Dans le système paternaliste, l’objectif est de prendre totalement en charge les ouvriers, en s’occupant de leur fournir un travail, en faisant en sorte que le travail ne les détruisent pas complètement, et en leur permettant d’avoir des enfants qui seront aussi des « bons travailleurs ». Il y a une prise en charge quasi-totale de la vie des gens. Dans les bassins miniers, par exemple, l’école, le système de protection sociale, sont gérés par l’entreprise minière, le logement est fourni, même l’église a été construite par la mine. Le mineur qui travaille dur peut aussi compléter son salaire dans son petit jardin et compenser, en plein air, les effets néfastes du travail. Les sociologues Murard & Zylberman (1976) indiquent que les employeurs essayaient ainsi de former des « petits travailleurs infatigables ».
De nos jours, les entreprises n’arrivent plus à raisonner à si long terme, elles ne peuvent pas s’engager dans des investissements si lourds et conséquents pour prendre en charge la totalité de la vie du travailleur. Il faut aussi évaluer les effets négatifs de ce paternalisme. Quand les mines se sont arrêtées, beaucoup de suicides ont été constatés parce que les gens considéraient qu’ils n’étaient plus rien. Alors qu’ils avaient une maison dans laquelle ils étaient nés, qui leur appartenait presque, ils ont dû la quitter ou la racheter, ils n’avaient, plus de sécurité sociale spécifique, ni d’espoir que leurs enfants intègrent un jour l’entreprise. Beaucoup d’éléments qui structuraient leurs vies disparaissent, conduisant à un effondrement psychologique.

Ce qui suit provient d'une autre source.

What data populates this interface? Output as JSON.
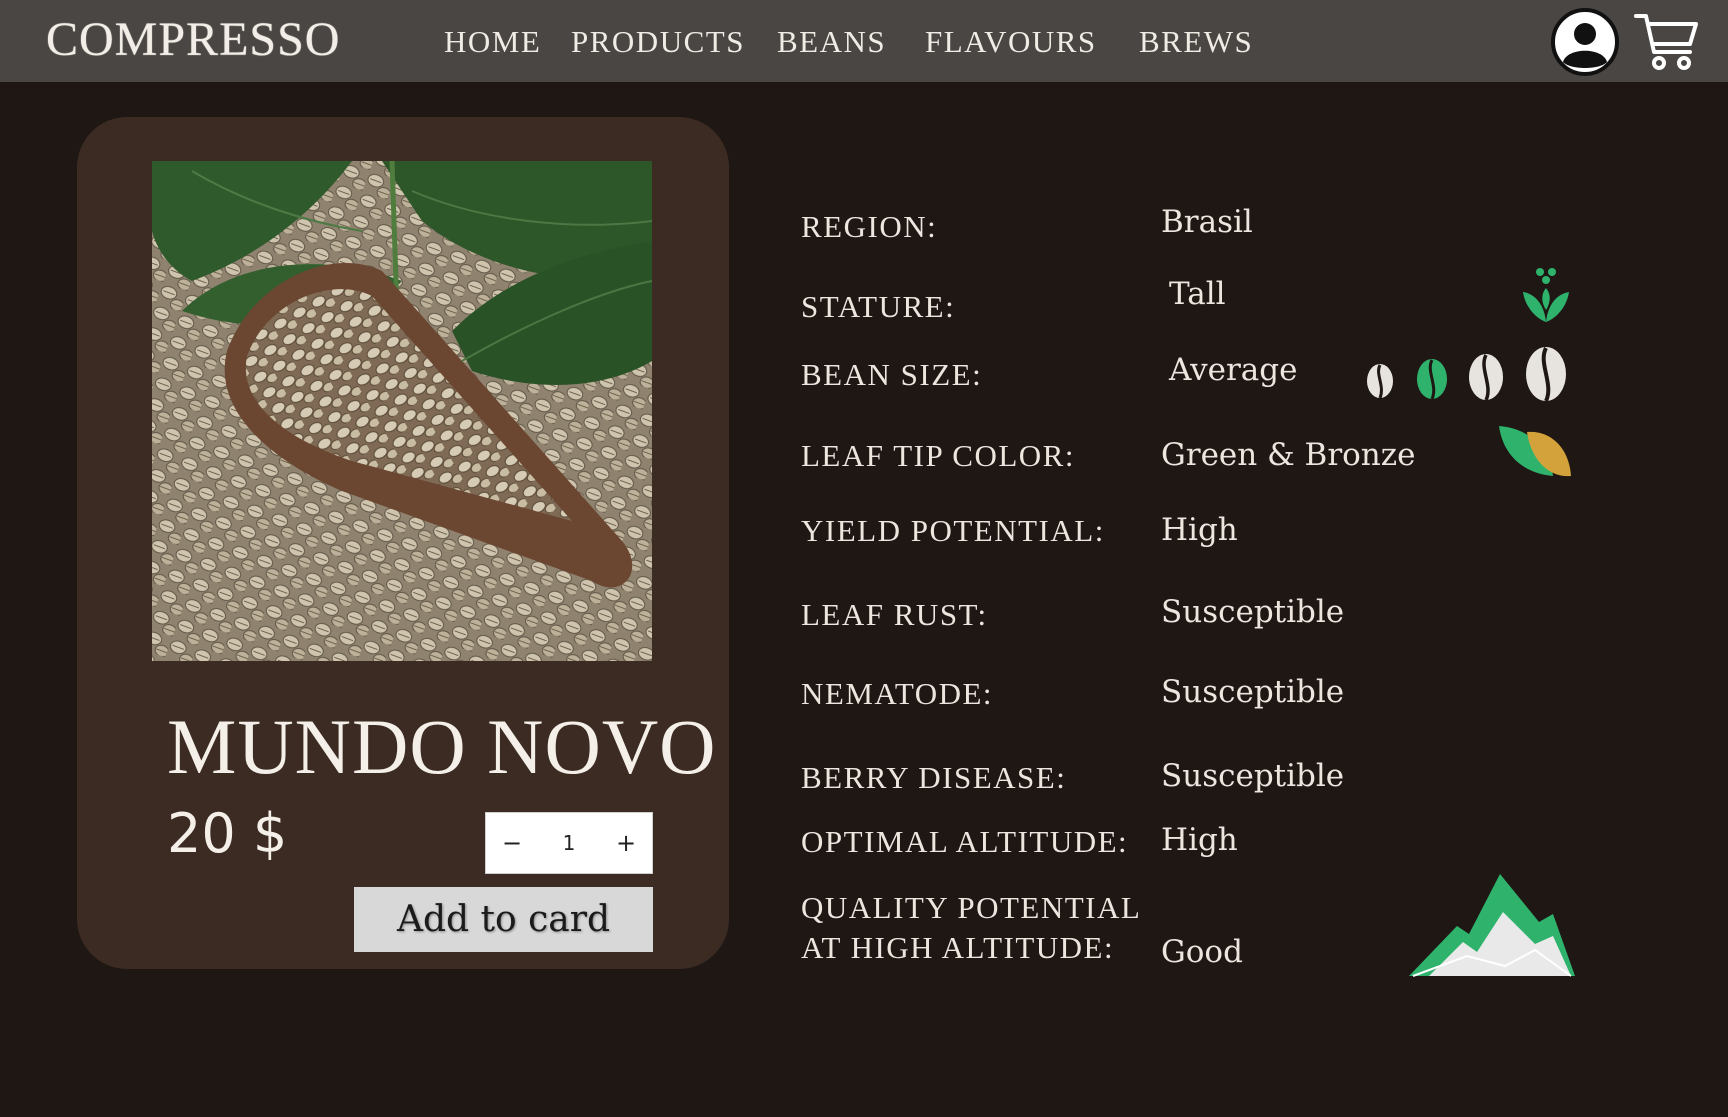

On peut également évoquer le cas, par exemple, des « usines pensionnats » pour les jeunes filles, qui y entraient vers 13-14 ans. Elles étaient encadrées par des religieuses qui s’occupaient aussi de leur apprendre la cou- ture, la cuisine en plus du travail ouvrier (tissage). Jeunes femmes, elles sortaient, de ces usines pensionnats avec un « trousseau » complet, et elles pouvaient se marier. C’était donc une main d’œuvre très bon marché, avec une morale et une éducation religieuse, à qui on apprenait toutes les bonnes manières, ce que devait être une femme etc. Cet « enseignement » a existé jusqu’en 1974 dans la région lyonnaise.
On a donc transformé, au XIXe siècle, le travail en quelque chose d’essentiel, jusqu’à le considérer comme « naturel ». Comme si c’était quelque chose de fondamental pour l’être humain, comme s’il existait une « nature anthropologique du travail ». Il s’agit d’une construction sociale qui peut être située à une époque précise et qui correspond au développement de la société industrielle. C’est-à-dire à un moment où on a besoin de former une nouvelle catégorie de travailleurs, qui ne sont plus des paysans, ni des artisans, qui sont des ouvriers salariés, c’est-à-dire des gens qui ne possèdent pas d’outils de travail mais qui louent contre un salaire leur force de travail.